An all sodium iodide anticoincidence shielded multidimensional gamma-ray spectrometer for low-activity samples

Abstract

A multidimensional gamma-ray spectrometer detector system has been developed which employs two 23 cm dia. by 20 cm thick NaI(Tl) cyrstals as its principal detectors. Each detector is viewed through 7.6 cm thick pure NaI light pipes by photomultiplier tubes and is surrounded by 38 cm dia. by 28 cm thick NaI(Tl) anticoincidence shields. Each principal detector, along with its light pipe and anticoincidence annulus, is hermetically sealed in a single container. The detector system is coupled to a 4096 word computer memory spectrometer and uses the gamma-ray decay characteristics of each radionuclide for its identification and measurement.
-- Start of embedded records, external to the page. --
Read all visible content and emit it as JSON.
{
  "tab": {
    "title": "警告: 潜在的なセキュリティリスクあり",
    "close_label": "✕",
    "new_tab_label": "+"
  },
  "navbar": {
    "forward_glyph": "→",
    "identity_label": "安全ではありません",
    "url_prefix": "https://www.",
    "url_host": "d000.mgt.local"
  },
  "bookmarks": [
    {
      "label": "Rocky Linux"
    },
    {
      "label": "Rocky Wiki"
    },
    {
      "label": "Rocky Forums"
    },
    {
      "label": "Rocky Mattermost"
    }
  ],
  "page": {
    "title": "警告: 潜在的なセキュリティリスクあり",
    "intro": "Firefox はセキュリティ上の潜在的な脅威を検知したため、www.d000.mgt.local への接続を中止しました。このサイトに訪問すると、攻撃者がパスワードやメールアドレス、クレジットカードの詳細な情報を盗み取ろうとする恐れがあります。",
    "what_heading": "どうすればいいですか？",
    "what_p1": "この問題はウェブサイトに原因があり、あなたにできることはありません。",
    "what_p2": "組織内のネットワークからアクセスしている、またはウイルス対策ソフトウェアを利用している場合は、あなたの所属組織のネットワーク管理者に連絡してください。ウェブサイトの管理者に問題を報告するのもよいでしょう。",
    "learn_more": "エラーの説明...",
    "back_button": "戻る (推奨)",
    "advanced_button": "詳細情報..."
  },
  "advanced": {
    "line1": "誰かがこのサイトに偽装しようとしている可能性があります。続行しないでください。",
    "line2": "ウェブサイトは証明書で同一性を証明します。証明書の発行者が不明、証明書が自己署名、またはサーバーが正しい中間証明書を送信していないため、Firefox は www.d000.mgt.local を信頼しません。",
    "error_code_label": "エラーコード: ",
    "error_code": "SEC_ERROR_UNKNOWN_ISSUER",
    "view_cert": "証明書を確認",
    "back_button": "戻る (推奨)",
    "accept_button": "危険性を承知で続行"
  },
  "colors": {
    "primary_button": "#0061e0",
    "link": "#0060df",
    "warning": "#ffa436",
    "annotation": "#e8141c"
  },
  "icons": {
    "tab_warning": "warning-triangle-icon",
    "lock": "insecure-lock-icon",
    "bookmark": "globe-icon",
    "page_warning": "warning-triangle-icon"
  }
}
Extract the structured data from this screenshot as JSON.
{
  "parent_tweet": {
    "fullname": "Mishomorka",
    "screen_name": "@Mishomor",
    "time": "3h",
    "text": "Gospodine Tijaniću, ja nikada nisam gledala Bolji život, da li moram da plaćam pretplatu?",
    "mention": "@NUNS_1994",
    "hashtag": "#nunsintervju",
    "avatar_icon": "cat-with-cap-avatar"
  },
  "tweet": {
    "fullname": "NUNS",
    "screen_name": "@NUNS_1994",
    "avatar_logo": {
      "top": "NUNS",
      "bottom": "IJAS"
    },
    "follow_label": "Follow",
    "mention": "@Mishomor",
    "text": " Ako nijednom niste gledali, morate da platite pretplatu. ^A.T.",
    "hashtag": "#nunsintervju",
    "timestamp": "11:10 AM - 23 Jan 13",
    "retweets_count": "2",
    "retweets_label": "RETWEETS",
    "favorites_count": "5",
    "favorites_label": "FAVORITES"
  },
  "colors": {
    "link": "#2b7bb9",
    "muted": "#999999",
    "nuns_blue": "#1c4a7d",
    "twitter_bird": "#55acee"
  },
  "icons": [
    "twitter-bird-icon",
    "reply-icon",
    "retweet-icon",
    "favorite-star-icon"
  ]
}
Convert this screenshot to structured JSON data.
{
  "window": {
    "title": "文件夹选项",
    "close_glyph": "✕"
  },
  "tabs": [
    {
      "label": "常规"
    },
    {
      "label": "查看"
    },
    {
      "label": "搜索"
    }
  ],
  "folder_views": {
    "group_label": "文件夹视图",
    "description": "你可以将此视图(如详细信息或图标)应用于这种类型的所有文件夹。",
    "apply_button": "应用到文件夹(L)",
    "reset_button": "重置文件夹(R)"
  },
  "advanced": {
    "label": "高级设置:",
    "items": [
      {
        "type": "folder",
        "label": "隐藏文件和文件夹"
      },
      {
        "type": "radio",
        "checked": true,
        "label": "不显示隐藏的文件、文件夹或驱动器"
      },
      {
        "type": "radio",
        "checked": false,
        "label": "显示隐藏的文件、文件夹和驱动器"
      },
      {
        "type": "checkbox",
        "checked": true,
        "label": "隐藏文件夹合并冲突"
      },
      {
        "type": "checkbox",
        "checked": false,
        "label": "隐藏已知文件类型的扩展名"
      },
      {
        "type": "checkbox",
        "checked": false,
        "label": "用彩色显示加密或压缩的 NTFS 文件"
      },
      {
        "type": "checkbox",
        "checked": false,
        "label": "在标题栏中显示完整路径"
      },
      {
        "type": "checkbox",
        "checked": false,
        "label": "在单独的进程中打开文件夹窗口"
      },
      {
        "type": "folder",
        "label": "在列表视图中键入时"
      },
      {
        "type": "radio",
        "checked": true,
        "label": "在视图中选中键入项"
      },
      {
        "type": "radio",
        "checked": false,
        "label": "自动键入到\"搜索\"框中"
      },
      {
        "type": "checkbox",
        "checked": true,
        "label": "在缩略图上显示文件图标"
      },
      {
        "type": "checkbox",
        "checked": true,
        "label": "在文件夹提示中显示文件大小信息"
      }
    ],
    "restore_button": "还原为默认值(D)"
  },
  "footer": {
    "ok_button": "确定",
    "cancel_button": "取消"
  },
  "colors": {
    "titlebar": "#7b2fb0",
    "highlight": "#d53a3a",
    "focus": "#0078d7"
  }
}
This is accomplished by viewing the sample with the two NaI(Tl) detectors operated in coincidence and canceling those events not totally absorbed in the principal detectors by the anticoincidence annulus. Coincidence counts are stored in the energy-energy plane of the memory according to their photon energies, while single gamma rays which interact with either crystal are stored in a normal manner on the X or Y axis. The background response of this detector system has been measured at ground level and at 110 m below ground level where the cosmic-ray contribution is minimized. The two principal sodium iodide crystals have resolutions of 8.7% and 9.2% fwhm, respectively, at the 137Cs 0.662 MeV photopeak. The absolute efficiency for counting the 0.662 MeV 137Cs gamma ray is about 60%, while the coincidence counting efficiency for the 60Co gamma ray is about 14%. This detector system provides the most sensitive means available for the direct measurement of many radionuclides in environmental or extraterrestrial samples. The background contribution has been resolved to show the fraction caused by natural radioactivity in the detector system, that from the surrounding shielding, and that from cosmic radiation. The backscatter, Compton response, and efficiency parameters of the detector system are discussed and compared with other detector systems of somewhat similar design. The application of this instrument to several environmental studies is discussed.